Posts Tagged ‘career’

THE MYTH OF ENTITLEMENT

Monday, August 16th, 2010

One of the biggest myths in our culture today is that we are led to believe we are entitled to a great life.  Somehow, somewhere, someone else is responsible for filling our lives with happiness, our dream career, a wonderful family, and happy personal relationships… simply because we exist.  But the truth is that only one person is responsible for the quality of the life you live.  That person is you.

If you want to be successful, you have to take 100% responsibility for absolutely everything that you experience in your life. This includes your achievements and failures, the results you produce, the quality of your relationships, the state of your health, your finances, your feelings, your kids—absolutely everything!

This can be hard to accept for most of us.  In fact, most of us have been conditioned to blame something other than ourselves for the parts of our life that doesn’t work. We blame our parents, our bosses, our friends, the media, our coworkers, our clients, our spouse, the weather, the economy, our astrological chart, our lack of money. We never want to look at where the real problem is—ourselves.  Next time you are out in public, listen to people, your friends, your family, yourself…you will be amazed at how much blaming is going on. It’s disgusting.

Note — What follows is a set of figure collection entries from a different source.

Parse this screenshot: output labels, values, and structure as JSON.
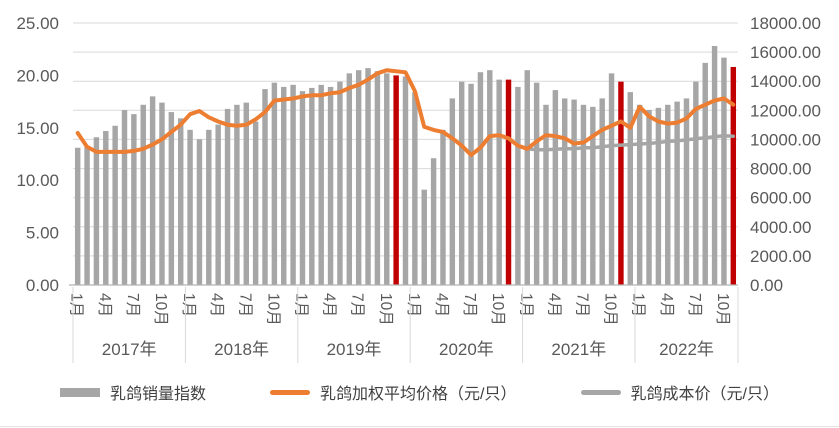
{
  "chart_data": {
    "type": "combo-bar-line",
    "title": "",
    "grid": true,
    "legend_position": "bottom",
    "left_axis": {
      "min": 0,
      "max": 25,
      "step": 5,
      "tick_labels": [
        "0.00",
        "5.00",
        "10.00",
        "15.00",
        "20.00",
        "25.00"
      ]
    },
    "right_axis": {
      "min": 0,
      "max": 18000,
      "step": 2000,
      "tick_labels": [
        "0.00",
        "2000.00",
        "4000.00",
        "6000.00",
        "8000.00",
        "10000.00",
        "12000.00",
        "14000.00",
        "16000.00",
        "18000.00"
      ]
    },
    "years": [
      {
        "label": "2017年",
        "months": 12
      },
      {
        "label": "2018年",
        "months": 12
      },
      {
        "label": "2019年",
        "months": 12
      },
      {
        "label": "2020年",
        "months": 12
      },
      {
        "label": "2021年",
        "months": 12
      },
      {
        "label": "2022年",
        "months": 11
      }
    ],
    "month_tick_labels": [
      "1月",
      "4月",
      "7月",
      "10月"
    ],
    "categories": [
      "2017-01",
      "2017-02",
      "2017-03",
      "2017-04",
      "2017-05",
      "2017-06",
      "2017-07",
      "2017-08",
      "2017-09",
      "2017-10",
      "2017-11",
      "2017-12",
      "2018-01",
      "2018-02",
      "2018-03",
      "2018-04",
      "2018-05",
      "2018-06",
      "2018-07",
      "2018-08",
      "2018-09",
      "2018-10",
      "2018-11",
      "2018-12",
      "2019-01",
      "2019-02",
      "2019-03",
      "2019-04",
      "2019-05",
      "2019-06",
      "2019-07",
      "2019-08",
      "2019-09",
      "2019-10",
      "2019-11",
      "2019-12",
      "2020-01",
      "2020-02",
      "2020-03",
      "2020-04",
      "2020-05",
      "2020-06",
      "2020-07",
      "2020-08",
      "2020-09",
      "2020-10",
      "2020-11",
      "2020-12",
      "2021-01",
      "2021-02",
      "2021-03",
      "2021-04",
      "2021-05",
      "2021-06",
      "2021-07",
      "2021-08",
      "2021-09",
      "2021-10",
      "2021-11",
      "2021-12",
      "2022-01",
      "2022-02",
      "2022-03",
      "2022-04",
      "2022-05",
      "2022-06",
      "2022-07",
      "2022-08",
      "2022-09",
      "2022-10",
      "2022-11"
    ],
    "series": [
      {
        "name": "乳鸽销量指数",
        "type": "bar",
        "axis": "right",
        "color": "#a6a6a6",
        "highlight_color": "#c00000",
        "highlight_indices": [
          34,
          46,
          58,
          70
        ],
        "values": [
          9430,
          9500,
          10150,
          10580,
          10940,
          12020,
          11740,
          12380,
          12960,
          12530,
          11880,
          11450,
          10660,
          10010,
          10660,
          11020,
          12100,
          12380,
          12530,
          11230,
          13460,
          13900,
          13610,
          13750,
          13320,
          13540,
          13750,
          13610,
          13970,
          14540,
          14760,
          14900,
          14690,
          14540,
          14400,
          14330,
          13250,
          6550,
          8710,
          10660,
          12820,
          13970,
          13820,
          14620,
          14760,
          14110,
          14110,
          13610,
          14760,
          13900,
          12380,
          13390,
          12820,
          12740,
          12380,
          12240,
          12820,
          14540,
          13970,
          13250,
          12380,
          12020,
          12170,
          12380,
          12600,
          12820,
          13970,
          15260,
          16420,
          15620,
          14980
        ]
      },
      {
        "name": "乳鸽加权平均价格（元/只）",
        "type": "line",
        "axis": "left",
        "color": "#ed7d31",
        "start_index": 0,
        "values": [
          14.5,
          13.2,
          12.7,
          12.7,
          12.7,
          12.7,
          12.8,
          13.0,
          13.4,
          13.9,
          14.6,
          15.3,
          16.3,
          16.6,
          16.0,
          15.6,
          15.3,
          15.2,
          15.3,
          15.8,
          16.5,
          17.6,
          17.7,
          17.8,
          18.0,
          18.1,
          18.1,
          18.3,
          18.4,
          18.8,
          19.1,
          19.6,
          20.2,
          20.5,
          20.4,
          20.3,
          18.5,
          15.1,
          14.8,
          14.6,
          14.0,
          13.3,
          12.4,
          13.1,
          14.2,
          14.3,
          14.0,
          13.3,
          13.0,
          13.7,
          14.3,
          14.2,
          14.0,
          13.5,
          13.6,
          14.2,
          14.8,
          15.2,
          15.6,
          15.0,
          17.0,
          16.1,
          15.6,
          15.4,
          15.5,
          15.9,
          16.8,
          17.2,
          17.6,
          17.8,
          17.2
        ]
      },
      {
        "name": "乳鸽成本价（元/只）",
        "type": "line",
        "axis": "left",
        "color": "#a6a6a6",
        "start_index": 48,
        "values": [
          13.0,
          12.9,
          12.9,
          12.95,
          13.0,
          13.0,
          13.1,
          13.1,
          13.2,
          13.3,
          13.35,
          13.4,
          13.45,
          13.5,
          13.6,
          13.7,
          13.75,
          13.85,
          13.95,
          14.05,
          14.15,
          14.25,
          14.2
        ]
      }
    ],
    "colors": {
      "grid": "#d9d9d9",
      "axis_line": "#b3b3b3",
      "axis_text": "#595959"
    }
  },
  "legend": {
    "sales": "乳鸽销量指数",
    "price": "乳鸽加权平均价格（元/只）",
    "cost": "乳鸽成本价（元/只）"
  }
}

To achieve any measure of success in life—to achieve those things that are most important to you—you must assume 100% responsibility for your life. Nothing less will do.  You cannot move forward in your life and be successful if you are blaming others for your life.  You can’t be successful and make excuses at the same time…it’s impossible!  Change your life, change the outcome!  Live your life now with Love, Honor, Courage and Grace. Be the change! Show others how it is done! Make a difference in a child’s world.

If you were told you only had a few months to live, how would your kids remember you?

Sunday, August 15th, 2010

I know this may spark an issue with a few of you out there, but I continue to see this over and over in my business, Working Moms and lost kids. I strongly feel the American family is broken. We have more kids in trouble at ridiculously early ages. Screaming for attention? Screaming to be heard? Pregnant at 12, in jail for murder at 8? Come on people, there is a reason here! It is US! OUR FAULT! They have no direction. Families need at least two incomes to survive. Kids are left to wander streets or watch bad TV and music videos and this becomes their compass.

It is time we all realize the ADD, ADHD, emotional problems, anger issues can all be reduced if we just go back and make the decision to raise our own kids. Be home. Give structure. Give discipline. Cook dinner. Eat together. Discuss dreams, values and goals together. Sounds a bit like the 50’s again doesn’t  it?

I am a career consultant. I work with a lot of women that have made the decision to have kids and then need to go back to work ASAP to survive. Because of this, our kids are suffering. In the end, our society will pay a price that was unimaginable just a few years ago.

Consider this; your leaders in a few short years are the kids that have grown up and been raised by MTV, Vampire movies, Violent video games and terror. They have been eating fast food, a majority of them are overweight, suffer from ADD, ADHD, anger issues and emotional problems due to lack of self esteem and bad diets. 

Come on ladies: If you are going to get pregnant, and give birth to a tiny little person, you had better make the commitment to honor them and raise them. Because if you screw that up, it will follow you forever! I know. I worked and was a single mom for a good portion of my daughter’s young life. She is 25 years old today and has no direction. I spent most of my time struggling and trying to be the best young talent executive instead of the best Mommy. Now, at 43 years old, I see the damage my chaos caused. I see the repercussions every day in my daughter’s life. Her inability to reason and her entitlement issues are a constant concern.

So, how do we fix it?

Ages 0-3.  This is a vital time for Mom to be home. If you must work outside of the home, do it after the child is 3 years of age. Then, be sure to have a structure that gives your child safety and consistency. Be predictable to your kids. Most importantly, be accountable. Don’t disappear!

There are a number of ways for a working Mom or Parent to work and still be home and available to her kids. I work with a few great folks that have great ideas and I am sure that your kids will benefit. Here is one, Carrie Wilkerson, “The Barefoot Executive,” and President of the Association of Work at Home Women, Carrie and her network of experts have quickly become the definitive resource for helping others achieve extra income and career goals while working from home.  Currently a mentor/coach/advisor to over 100,000 men and women as the Barefoot Executive through videos, podcasts, masterminding, mentoring and live speaking. Not only a business expert, but an expert IN Business, Carrie’s work-at-home methods have inspired thousands and have earned many awards, online and off.

Now I know this is not the 50’s. And I know I have struck a chord with a few of you. I also know we live in a world that is demanding change. We must carve a new road ASAP. The one we are on is going to lead us to our demise. We can no longer afford to flail, or rely on big companies and employers. This is no longer our security. It is time to build our lives and our futures ourselves.  Create a future for our kids we can be proud of. Leave them a legacy and memories that don’t stop at X Box!

If you were told you only had a few months to live, how would your kids remember you?